This Article brings agriculture privacy and other commercial gagging laws into the ongoing debate on the First Amendment actual malice rule announced in New York Times v. Sullivan. Despite a resurgence in contemporary jurisprudence, Justices Clarence Thomas and Neil Gorsuch have recently questioned the wisdom and viability of Sullivan, which originally applied actual malice to state law defamation claims brought by public officials. The Court later extended the actual malice rule to public figures, to claims for infliction of emotional distress, and—as discussed in this Article—to claims for invasion of privacy and to issues of public importance or concern.

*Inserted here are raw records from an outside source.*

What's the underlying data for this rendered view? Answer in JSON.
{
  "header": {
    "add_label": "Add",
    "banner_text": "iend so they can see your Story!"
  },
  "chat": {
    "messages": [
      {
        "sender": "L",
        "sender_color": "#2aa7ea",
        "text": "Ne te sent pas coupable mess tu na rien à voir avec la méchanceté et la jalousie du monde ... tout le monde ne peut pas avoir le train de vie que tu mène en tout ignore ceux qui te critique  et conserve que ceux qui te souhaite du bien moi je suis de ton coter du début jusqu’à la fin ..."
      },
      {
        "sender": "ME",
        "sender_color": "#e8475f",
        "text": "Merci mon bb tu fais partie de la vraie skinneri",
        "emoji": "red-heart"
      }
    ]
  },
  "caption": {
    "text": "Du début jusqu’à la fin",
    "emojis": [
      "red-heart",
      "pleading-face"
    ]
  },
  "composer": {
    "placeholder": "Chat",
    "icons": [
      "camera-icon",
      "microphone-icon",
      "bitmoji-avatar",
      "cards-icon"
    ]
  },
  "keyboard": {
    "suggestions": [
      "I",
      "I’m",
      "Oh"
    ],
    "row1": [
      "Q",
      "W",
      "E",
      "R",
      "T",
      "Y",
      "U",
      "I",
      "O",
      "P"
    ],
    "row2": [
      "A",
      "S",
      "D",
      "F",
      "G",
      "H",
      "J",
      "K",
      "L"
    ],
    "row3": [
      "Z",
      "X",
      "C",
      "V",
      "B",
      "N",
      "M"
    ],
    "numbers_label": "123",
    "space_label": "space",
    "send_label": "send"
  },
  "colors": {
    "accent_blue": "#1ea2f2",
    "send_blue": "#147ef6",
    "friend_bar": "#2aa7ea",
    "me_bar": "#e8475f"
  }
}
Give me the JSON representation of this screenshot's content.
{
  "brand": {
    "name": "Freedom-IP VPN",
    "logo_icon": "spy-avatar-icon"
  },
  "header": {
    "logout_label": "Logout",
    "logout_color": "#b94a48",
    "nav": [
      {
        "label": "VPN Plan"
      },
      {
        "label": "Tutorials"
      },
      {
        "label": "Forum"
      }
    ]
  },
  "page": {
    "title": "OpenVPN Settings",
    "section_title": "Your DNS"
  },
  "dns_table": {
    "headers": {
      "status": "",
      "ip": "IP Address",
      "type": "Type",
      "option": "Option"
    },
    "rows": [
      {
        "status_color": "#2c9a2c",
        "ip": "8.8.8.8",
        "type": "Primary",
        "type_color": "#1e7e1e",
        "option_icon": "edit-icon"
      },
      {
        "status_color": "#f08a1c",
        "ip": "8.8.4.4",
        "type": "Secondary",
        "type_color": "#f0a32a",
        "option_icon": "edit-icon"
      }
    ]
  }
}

United States v. Alvarez recently identified the significance of Sullivan and the actual malice rule when announcing First Amendment protection for false speech. Alvarez notably excluded defamation from the categories of protected false speech. No federal district or circuit court that has applied Alvarez to agriculture privacy laws has considered Sullivan or the actual malice rule. Agriculture privacy laws are a type of gag law that seek to: (i) prevent the use of misrepresentations to gain access, employment, or unauthorized entry; (ii) prevent unauthorized or nonconsensual use of video, audio, and photographic cameras or recorders if there was an intent to cause harm to the enterprise; or (iii) impose a duty to submit recordings of animal or agriculture abuse. Some of the legislative histories of these laws demonstrate an intent to prevent undercover investigations into or exposés on the industry. Arkansas has applied a similar type of gag to all commercial businesses.
The Eighth, Ninth, and Tenth Circuits are currently split on the scope of Alvarez’s protection against agriculture privacy and commercial gagging laws. This Article demonstrates how Sullivan and the actual malice rule also balance the First Amendment right of privacy and press to gather and disseminate information about public matters. Part I introduces agriculture privacy and commercial gagging laws. Part II deliberates the civil rights roots and recent resurgence of Sullivan in contemporary jurisprudence. Part III contemplates how Sullivan alleviates First Amendment deficiencies that gagging courts left unaddressed, particularly with regard to the effect of gagging laws on undocumented workers and others in the marketplace of ideas about commercial food production.